“Al pm 20 mila euro per archiviare” | Arrestato l’imprenditore Bigotti

di

22 Febbraio 2019, 07:23

3 min di lettura

MESSINA – I finanzieri del Comando Provinciale di Messina stanno eseguendo due provvedimenti di arresti domiciliari nei confronti di Ezio Bigotti, imprenditore piemontese, presidente del gruppo STI aggiudicatario di numerose commesse della Centrale acquisti del Tesoro (Consip) e di Massimo Gaboardi, ex tecnico petrolifero Eni. Sono accusati di corruzione in atti giudiziari e falso ideologico commesso da pubblico ufficiale.

Il procedimento è legato all’inchiesta della Procura di Messina, guidata da Maurizio de Lucia, sul cosiddetto “Sistema Siracusa” che, a febbraio dell’anno scorso, ha portato all’arresto di 13 persone accusate di far parte di un “comitato di affari” capace di condizionare indagini e procedimenti giudiziari. L’indagine coinvolse, oltre all’ex pm di Siracusa Giancarlo Longo, gli avvocati Piero Amara e Giuseppe Calafiore che da mesi collaborano coi magistrati.

L’inchiesta a carico di Bigotti ha ricostruito una serie di illeciti commessi dai due avvocati con la complicità dell’ex pm Longo e di alcuni consulenti della Procura di Siracusa nominati dal magistrato per favorire l’imprenditore piemontese nell’ambito degli accertamenti che venivano svolti su imprese a lui riconducibili dalle Procure di Torino, Roma e Siracusa. Bigotti sarebbe stato “aiutato” anche in sede tributaria all’esito della richiesta di voluntary disclosure avanzata da una società del suo gruppo in relazione ad accertamenti dell’Agenzia delle Entrate.

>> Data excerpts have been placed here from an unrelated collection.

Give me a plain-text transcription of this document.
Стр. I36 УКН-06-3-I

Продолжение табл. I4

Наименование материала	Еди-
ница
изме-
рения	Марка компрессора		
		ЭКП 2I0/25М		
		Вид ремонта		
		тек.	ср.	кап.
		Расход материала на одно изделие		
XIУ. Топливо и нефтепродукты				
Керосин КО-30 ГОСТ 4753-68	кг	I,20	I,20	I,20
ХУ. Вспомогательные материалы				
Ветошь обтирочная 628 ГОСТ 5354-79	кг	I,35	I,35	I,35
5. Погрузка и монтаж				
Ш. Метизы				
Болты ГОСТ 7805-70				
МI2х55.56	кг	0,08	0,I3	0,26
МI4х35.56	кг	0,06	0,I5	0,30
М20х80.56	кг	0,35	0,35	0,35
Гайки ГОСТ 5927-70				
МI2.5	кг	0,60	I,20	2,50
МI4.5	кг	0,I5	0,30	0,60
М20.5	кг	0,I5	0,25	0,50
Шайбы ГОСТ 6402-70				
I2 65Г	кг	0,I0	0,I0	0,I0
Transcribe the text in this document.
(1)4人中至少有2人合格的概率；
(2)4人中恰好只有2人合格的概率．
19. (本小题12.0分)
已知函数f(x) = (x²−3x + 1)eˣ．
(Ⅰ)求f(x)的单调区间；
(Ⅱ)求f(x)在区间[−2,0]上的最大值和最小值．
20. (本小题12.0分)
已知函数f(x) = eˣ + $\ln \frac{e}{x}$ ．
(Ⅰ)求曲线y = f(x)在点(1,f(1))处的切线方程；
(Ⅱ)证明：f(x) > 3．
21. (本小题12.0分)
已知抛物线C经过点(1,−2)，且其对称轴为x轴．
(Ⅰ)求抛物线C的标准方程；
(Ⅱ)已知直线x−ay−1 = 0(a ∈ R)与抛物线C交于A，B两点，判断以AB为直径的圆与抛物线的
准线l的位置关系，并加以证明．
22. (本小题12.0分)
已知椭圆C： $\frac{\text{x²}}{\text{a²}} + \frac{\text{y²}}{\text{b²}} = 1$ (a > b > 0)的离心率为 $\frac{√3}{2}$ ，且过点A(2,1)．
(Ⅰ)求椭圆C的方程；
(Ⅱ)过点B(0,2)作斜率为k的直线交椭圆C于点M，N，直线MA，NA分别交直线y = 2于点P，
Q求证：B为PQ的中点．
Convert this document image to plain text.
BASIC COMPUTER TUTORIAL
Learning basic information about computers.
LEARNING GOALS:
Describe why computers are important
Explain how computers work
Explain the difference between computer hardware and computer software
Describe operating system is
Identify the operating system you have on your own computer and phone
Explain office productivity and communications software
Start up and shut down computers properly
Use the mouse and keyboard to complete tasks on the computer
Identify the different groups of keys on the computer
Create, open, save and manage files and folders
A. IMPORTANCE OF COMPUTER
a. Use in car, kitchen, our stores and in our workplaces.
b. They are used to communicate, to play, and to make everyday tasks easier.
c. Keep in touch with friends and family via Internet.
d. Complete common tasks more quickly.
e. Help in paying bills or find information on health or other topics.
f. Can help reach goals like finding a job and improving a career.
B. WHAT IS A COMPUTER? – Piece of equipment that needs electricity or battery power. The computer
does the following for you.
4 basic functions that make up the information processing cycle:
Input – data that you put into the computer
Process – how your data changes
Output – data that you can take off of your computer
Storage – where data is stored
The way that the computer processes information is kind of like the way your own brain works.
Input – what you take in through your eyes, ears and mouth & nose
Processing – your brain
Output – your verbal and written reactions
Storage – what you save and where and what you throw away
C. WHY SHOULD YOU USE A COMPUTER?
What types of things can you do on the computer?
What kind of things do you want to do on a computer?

L’inchiesta ha anche fatto luce su una complessa operazione giudiziaria pianificata dall’avvocato Amara, e realizzatasi grazie alla complicità di Longo, finalizzata ad ostacolare un’indagine svolta dalla Procura di Milano nei confronti degli ex vertici dell’Eni.

Articoli Correlati

In pratica, grazie all’intervento dell’ex pm di Siracusa Giancarlo Longo, già arrestato per corruzione, l’imprenditore piemontese Ezio Bigotti avrebbe ottenuto l’archiviazione di un’indagine per reati tributari aperta a suo carico. L’inchiesta, inizialmente nata a Torino, venne prima spostata a Roma e poi a Siracusa. E’ quanto emerge dalle indagini della Finanza di Messina che oggi ha arrestato Bigotti per corruzione in atti giudiziari. A raccontare la vicenda ai pm messinesi titolari del procedimento sono stati gli avvocati Piero Amara e Giuseppe Calafiore che, dopo essere stati arrestati nell’ambito di una indagine che ha svelato un comitato di affari che pilotava le indagini alla procura di Siracusa con la complicità di Longo, stanno collaborando con gli inquirenti.

Bigotti, ex titolare del gruppo STI e legale rappresentante della Exitone, era stato presentato da Amara a Calafiore come uno dei suoi migliori clienti. Secondo un metodo consolidato i legali si erano messi a disposizione dell’imprenditore per “sistemare” le inchieste a suo carico. Calafiore ha raccontato ai pm che per la vicenda Bigotti aveva ricevuto da Amara 20mila euro da dare al pm Longo in quattro mazzette da 5mila euro con banconote da cinquanta euro. L’ex magistrato, che nel frattempo ha patteggiato una condanna a 5 anni per corruzione, avrebbe ritirato il denaro, messo in una busta, nel suo bagno privato in Procura.

Le Fiamme Gialle stanno eseguendo perquisizioni nei confronti degli indagati nelle province di Roma, Milano e Torino. Ezio Bigotti era stato già processato a Torino e assolto dall’accusa di millantato credito. La sentenza di primo grado era stata confermata dalla Corte di Appello il 27 marzo 2018. La vicenda risaliva al 2015 ed era legata a un appalto per una infrastruttura, il cosiddetto passante ferroviario di Corso Grosseto nel capoluogo piemontese. Nell’ambito di quell’indagine emerse un’ipotesi di frode fiscale a carico dell’imprenditore; gli atti furono trasmessi per competenza territoriale alla Procura di Siracusa dove, dopo il conferimento di una consulenza contabile, un pubblico ministero chiese l’archiviazione.

*Aggiornamento
“In merito a quanto riportato oggi da alcuni organi di informazione sull’operazione condotta dalla Guardia di Finanza di Messina, Eni precisa che da un esame degli archivi aziendali disponibili non risulta che il Signor Massimo Gaboardi sia mai stato dipendente di Eni né di società del gruppo”. E’ quanto si legge in una nota.